Turkey is currently in negotiations with Washington to provide a base for a fleet of US Predator drones now stationed in Iraq. Ankara is believed to want surveillance drones to carry out operations against PKK rebel fighters based in the semi-autonomous Kurdish region in northern Iraq.
The Obama administration is seeking to preserve close ties with Turkey, an increasingly assertive economic and military power in the region that has until now been a major ally of US imperialism in the Middle East.
In addition to aiding US forces currently occupying Iraq and Afghanistan, Turkey backed Western efforts in Libya that led to the ouster of Moammar Gadhafi.
Obama praised Erdogan for “great leadership” in “promoting democracy” in the region, praise that angered critics of Ankara’s occupation of northern Kurdistan and brutal suppression of the Kurdish culture and language.

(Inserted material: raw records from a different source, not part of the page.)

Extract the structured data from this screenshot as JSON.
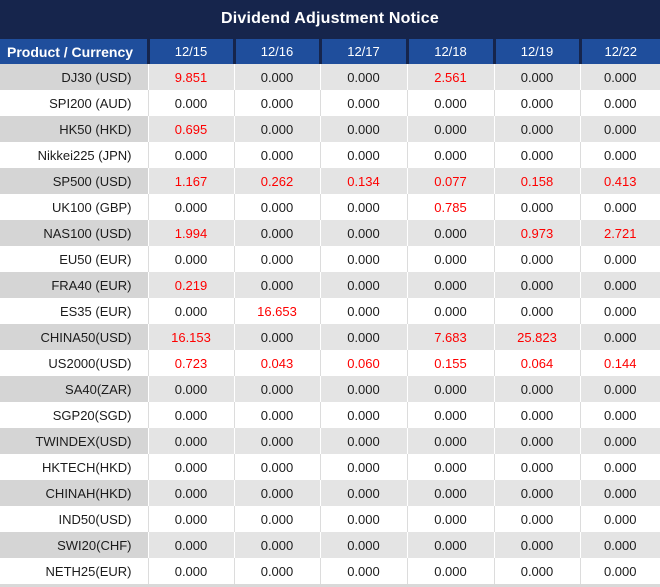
{
  "title": "Dividend Adjustment Notice",
  "colors": {
    "title_bg": "#16254C",
    "header_bg": "#1F4E9C",
    "header_border": "#16254C",
    "row_stripe": "#E4E4E4",
    "product_stripe": "#D5D5D5",
    "value_text": "#1C1C1C",
    "highlight_red": "#FE0000",
    "header_text": "#FFFFFF"
  },
  "chart_data": {
    "type": "table",
    "title": "Dividend Adjustment Notice",
    "columns": [
      "Product / Currency",
      "12/15",
      "12/16",
      "12/17",
      "12/18",
      "12/19",
      "12/22"
    ],
    "rows": [
      {
        "product": "DJ30 (USD)",
        "values": [
          "9.851",
          "0.000",
          "0.000",
          "2.561",
          "0.000",
          "0.000"
        ],
        "red": [
          0,
          3
        ]
      },
      {
        "product": "SPI200 (AUD)",
        "values": [
          "0.000",
          "0.000",
          "0.000",
          "0.000",
          "0.000",
          "0.000"
        ],
        "red": []
      },
      {
        "product": "HK50 (HKD)",
        "values": [
          "0.695",
          "0.000",
          "0.000",
          "0.000",
          "0.000",
          "0.000"
        ],
        "red": [
          0
        ]
      },
      {
        "product": "Nikkei225 (JPN)",
        "values": [
          "0.000",
          "0.000",
          "0.000",
          "0.000",
          "0.000",
          "0.000"
        ],
        "red": []
      },
      {
        "product": "SP500 (USD)",
        "values": [
          "1.167",
          "0.262",
          "0.134",
          "0.077",
          "0.158",
          "0.413"
        ],
        "red": [
          0,
          1,
          2,
          3,
          4,
          5
        ]
      },
      {
        "product": "UK100 (GBP)",
        "values": [
          "0.000",
          "0.000",
          "0.000",
          "0.785",
          "0.000",
          "0.000"
        ],
        "red": [
          3
        ]
      },
      {
        "product": "NAS100 (USD)",
        "values": [
          "1.994",
          "0.000",
          "0.000",
          "0.000",
          "0.973",
          "2.721"
        ],
        "red": [
          0,
          4,
          5
        ]
      },
      {
        "product": "EU50 (EUR)",
        "values": [
          "0.000",
          "0.000",
          "0.000",
          "0.000",
          "0.000",
          "0.000"
        ],
        "red": []
      },
      {
        "product": "FRA40 (EUR)",
        "values": [
          "0.219",
          "0.000",
          "0.000",
          "0.000",
          "0.000",
          "0.000"
        ],
        "red": [
          0
        ]
      },
      {
        "product": "ES35 (EUR)",
        "values": [
          "0.000",
          "16.653",
          "0.000",
          "0.000",
          "0.000",
          "0.000"
        ],
        "red": [
          1
        ]
      },
      {
        "product": "CHINA50(USD)",
        "values": [
          "16.153",
          "0.000",
          "0.000",
          "7.683",
          "25.823",
          "0.000"
        ],
        "red": [
          0,
          3,
          4
        ]
      },
      {
        "product": "US2000(USD)",
        "values": [
          "0.723",
          "0.043",
          "0.060",
          "0.155",
          "0.064",
          "0.144"
        ],
        "red": [
          0,
          1,
          2,
          3,
          4,
          5
        ]
      },
      {
        "product": "SA40(ZAR)",
        "values": [
          "0.000",
          "0.000",
          "0.000",
          "0.000",
          "0.000",
          "0.000"
        ],
        "red": []
      },
      {
        "product": "SGP20(SGD)",
        "values": [
          "0.000",
          "0.000",
          "0.000",
          "0.000",
          "0.000",
          "0.000"
        ],
        "red": []
      },
      {
        "product": "TWINDEX(USD)",
        "values": [
          "0.000",
          "0.000",
          "0.000",
          "0.000",
          "0.000",
          "0.000"
        ],
        "red": []
      },
      {
        "product": "HKTECH(HKD)",
        "values": [
          "0.000",
          "0.000",
          "0.000",
          "0.000",
          "0.000",
          "0.000"
        ],
        "red": []
      },
      {
        "product": "CHINAH(HKD)",
        "values": [
          "0.000",
          "0.000",
          "0.000",
          "0.000",
          "0.000",
          "0.000"
        ],
        "red": []
      },
      {
        "product": "IND50(USD)",
        "values": [
          "0.000",
          "0.000",
          "0.000",
          "0.000",
          "0.000",
          "0.000"
        ],
        "red": []
      },
      {
        "product": "SWI20(CHF)",
        "values": [
          "0.000",
          "0.000",
          "0.000",
          "0.000",
          "0.000",
          "0.000"
        ],
        "red": []
      },
      {
        "product": "NETH25(EUR)",
        "values": [
          "0.000",
          "0.000",
          "0.000",
          "0.000",
          "0.000",
          "0.000"
        ],
        "red": []
      }
    ]
  }
}
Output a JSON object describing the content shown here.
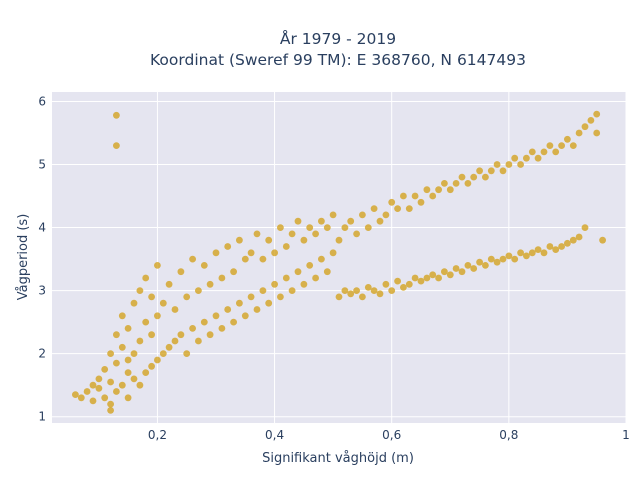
{
  "chart_data": {
    "type": "scatter",
    "title": [
      "År 1979 - 2019",
      "Koordinat (Sweref 99 TM): E 368760, N 6147493"
    ],
    "xlabel": "Signifikant våghöjd (m)",
    "ylabel": "Vågperiod (s)",
    "xlim": [
      0.02,
      1.0
    ],
    "ylim": [
      0.9,
      6.15
    ],
    "xticks": [
      {
        "value": 0.2,
        "label": "0,2"
      },
      {
        "value": 0.4,
        "label": "0,4"
      },
      {
        "value": 0.6,
        "label": "0,6"
      },
      {
        "value": 0.8,
        "label": "0,8"
      },
      {
        "value": 1.0,
        "label": "1"
      }
    ],
    "yticks": [
      {
        "value": 1,
        "label": "1"
      },
      {
        "value": 2,
        "label": "2"
      },
      {
        "value": 3,
        "label": "3"
      },
      {
        "value": 4,
        "label": "4"
      },
      {
        "value": 5,
        "label": "5"
      },
      {
        "value": 6,
        "label": "6"
      }
    ],
    "grid": true,
    "marker_color": "#d4a21c",
    "plot_background": "#e5e5f0",
    "series": [
      {
        "points": [
          [
            0.06,
            1.35
          ],
          [
            0.07,
            1.3
          ],
          [
            0.08,
            1.4
          ],
          [
            0.09,
            1.25
          ],
          [
            0.09,
            1.5
          ],
          [
            0.1,
            1.45
          ],
          [
            0.1,
            1.6
          ],
          [
            0.11,
            1.3
          ],
          [
            0.11,
            1.75
          ],
          [
            0.12,
            1.2
          ],
          [
            0.12,
            1.55
          ],
          [
            0.12,
            2.0
          ],
          [
            0.13,
            1.4
          ],
          [
            0.13,
            1.85
          ],
          [
            0.13,
            2.3
          ],
          [
            0.14,
            1.5
          ],
          [
            0.14,
            2.1
          ],
          [
            0.14,
            2.6
          ],
          [
            0.15,
            1.3
          ],
          [
            0.15,
            1.7
          ],
          [
            0.15,
            2.4
          ],
          [
            0.16,
            1.6
          ],
          [
            0.16,
            2.0
          ],
          [
            0.16,
            2.8
          ],
          [
            0.17,
            1.5
          ],
          [
            0.17,
            2.2
          ],
          [
            0.17,
            3.0
          ],
          [
            0.18,
            1.7
          ],
          [
            0.18,
            2.5
          ],
          [
            0.18,
            3.2
          ],
          [
            0.19,
            1.8
          ],
          [
            0.19,
            2.3
          ],
          [
            0.19,
            2.9
          ],
          [
            0.2,
            1.9
          ],
          [
            0.2,
            2.6
          ],
          [
            0.2,
            3.4
          ],
          [
            0.21,
            2.0
          ],
          [
            0.21,
            2.8
          ],
          [
            0.22,
            2.1
          ],
          [
            0.22,
            3.1
          ],
          [
            0.23,
            2.2
          ],
          [
            0.23,
            2.7
          ],
          [
            0.24,
            2.3
          ],
          [
            0.24,
            3.3
          ],
          [
            0.25,
            2.0
          ],
          [
            0.25,
            2.9
          ],
          [
            0.26,
            2.4
          ],
          [
            0.26,
            3.5
          ],
          [
            0.27,
            2.2
          ],
          [
            0.27,
            3.0
          ],
          [
            0.28,
            2.5
          ],
          [
            0.28,
            3.4
          ],
          [
            0.29,
            2.3
          ],
          [
            0.29,
            3.1
          ],
          [
            0.3,
            2.6
          ],
          [
            0.3,
            3.6
          ],
          [
            0.31,
            2.4
          ],
          [
            0.31,
            3.2
          ],
          [
            0.32,
            2.7
          ],
          [
            0.32,
            3.7
          ],
          [
            0.33,
            2.5
          ],
          [
            0.33,
            3.3
          ],
          [
            0.34,
            2.8
          ],
          [
            0.34,
            3.8
          ],
          [
            0.35,
            2.6
          ],
          [
            0.35,
            3.5
          ],
          [
            0.36,
            2.9
          ],
          [
            0.36,
            3.6
          ],
          [
            0.37,
            2.7
          ],
          [
            0.37,
            3.9
          ],
          [
            0.38,
            3.0
          ],
          [
            0.38,
            3.5
          ],
          [
            0.39,
            2.8
          ],
          [
            0.39,
            3.8
          ],
          [
            0.4,
            3.1
          ],
          [
            0.4,
            3.6
          ],
          [
            0.41,
            2.9
          ],
          [
            0.41,
            4.0
          ],
          [
            0.42,
            3.2
          ],
          [
            0.42,
            3.7
          ],
          [
            0.43,
            3.0
          ],
          [
            0.43,
            3.9
          ],
          [
            0.44,
            3.3
          ],
          [
            0.44,
            4.1
          ],
          [
            0.45,
            3.1
          ],
          [
            0.45,
            3.8
          ],
          [
            0.46,
            3.4
          ],
          [
            0.46,
            4.0
          ],
          [
            0.47,
            3.2
          ],
          [
            0.47,
            3.9
          ],
          [
            0.48,
            3.5
          ],
          [
            0.48,
            4.1
          ],
          [
            0.49,
            3.3
          ],
          [
            0.49,
            4.0
          ],
          [
            0.5,
            3.6
          ],
          [
            0.5,
            4.2
          ],
          [
            0.51,
            2.9
          ],
          [
            0.51,
            3.8
          ],
          [
            0.52,
            3.0
          ],
          [
            0.52,
            4.0
          ],
          [
            0.53,
            2.95
          ],
          [
            0.53,
            4.1
          ],
          [
            0.54,
            3.0
          ],
          [
            0.54,
            3.9
          ],
          [
            0.55,
            2.9
          ],
          [
            0.55,
            4.2
          ],
          [
            0.56,
            3.05
          ],
          [
            0.56,
            4.0
          ],
          [
            0.57,
            3.0
          ],
          [
            0.57,
            4.3
          ],
          [
            0.58,
            2.95
          ],
          [
            0.58,
            4.1
          ],
          [
            0.59,
            3.1
          ],
          [
            0.59,
            4.2
          ],
          [
            0.6,
            3.0
          ],
          [
            0.6,
            4.4
          ],
          [
            0.61,
            3.15
          ],
          [
            0.61,
            4.3
          ],
          [
            0.62,
            3.05
          ],
          [
            0.62,
            4.5
          ],
          [
            0.63,
            3.1
          ],
          [
            0.63,
            4.3
          ],
          [
            0.64,
            3.2
          ],
          [
            0.64,
            4.5
          ],
          [
            0.65,
            3.15
          ],
          [
            0.65,
            4.4
          ],
          [
            0.66,
            3.2
          ],
          [
            0.66,
            4.6
          ],
          [
            0.67,
            3.25
          ],
          [
            0.67,
            4.5
          ],
          [
            0.68,
            3.2
          ],
          [
            0.68,
            4.6
          ],
          [
            0.69,
            3.3
          ],
          [
            0.69,
            4.7
          ],
          [
            0.7,
            3.25
          ],
          [
            0.7,
            4.6
          ],
          [
            0.71,
            3.35
          ],
          [
            0.71,
            4.7
          ],
          [
            0.72,
            3.3
          ],
          [
            0.72,
            4.8
          ],
          [
            0.73,
            3.4
          ],
          [
            0.73,
            4.7
          ],
          [
            0.74,
            3.35
          ],
          [
            0.74,
            4.8
          ],
          [
            0.75,
            3.45
          ],
          [
            0.75,
            4.9
          ],
          [
            0.76,
            3.4
          ],
          [
            0.76,
            4.8
          ],
          [
            0.77,
            3.5
          ],
          [
            0.77,
            4.9
          ],
          [
            0.78,
            3.45
          ],
          [
            0.78,
            5.0
          ],
          [
            0.79,
            3.5
          ],
          [
            0.79,
            4.9
          ],
          [
            0.8,
            3.55
          ],
          [
            0.8,
            5.0
          ],
          [
            0.81,
            3.5
          ],
          [
            0.81,
            5.1
          ],
          [
            0.82,
            3.6
          ],
          [
            0.82,
            5.0
          ],
          [
            0.83,
            3.55
          ],
          [
            0.83,
            5.1
          ],
          [
            0.84,
            3.6
          ],
          [
            0.84,
            5.2
          ],
          [
            0.85,
            3.65
          ],
          [
            0.85,
            5.1
          ],
          [
            0.86,
            3.6
          ],
          [
            0.86,
            5.2
          ],
          [
            0.87,
            3.7
          ],
          [
            0.87,
            5.3
          ],
          [
            0.88,
            3.65
          ],
          [
            0.88,
            5.2
          ],
          [
            0.89,
            3.7
          ],
          [
            0.89,
            5.3
          ],
          [
            0.9,
            3.75
          ],
          [
            0.9,
            5.4
          ],
          [
            0.91,
            3.8
          ],
          [
            0.91,
            5.3
          ],
          [
            0.92,
            3.85
          ],
          [
            0.92,
            5.5
          ],
          [
            0.93,
            4.0
          ],
          [
            0.93,
            5.6
          ],
          [
            0.94,
            5.7
          ],
          [
            0.95,
            5.8
          ],
          [
            0.95,
            5.5
          ],
          [
            0.96,
            3.8
          ],
          [
            0.13,
            5.78
          ],
          [
            0.13,
            5.3
          ],
          [
            0.12,
            1.1
          ],
          [
            0.15,
            1.9
          ]
        ]
      }
    ]
  }
}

“Turkey is both a tool of Western imperialism and a local imperialist power in its own right,” said Benny Katz of the Semitic Action movement. “Washington uses Ankara in the occupations of Afghanistan and Iraq while ignoring the atrocities committed by Erdogan against the Kurdish people struggling for their freedom.”
Katz asserted in an interview with Indy News Israel that Washington’s Middle East agenda is primarily determined by the interests of globalization in the region.
“The Western powers appear to want a homogenous Middle East undisturbed by troublesome small nations like Kurdistan and Israel, who only exist as obstacles to globalization in the region. Washington’s definition of terrorism is hypocritical and subjective. It has nothing to do with level of violence or targeting civilians but has everything to do with which groups aid or oppose the interets of global capitalism.”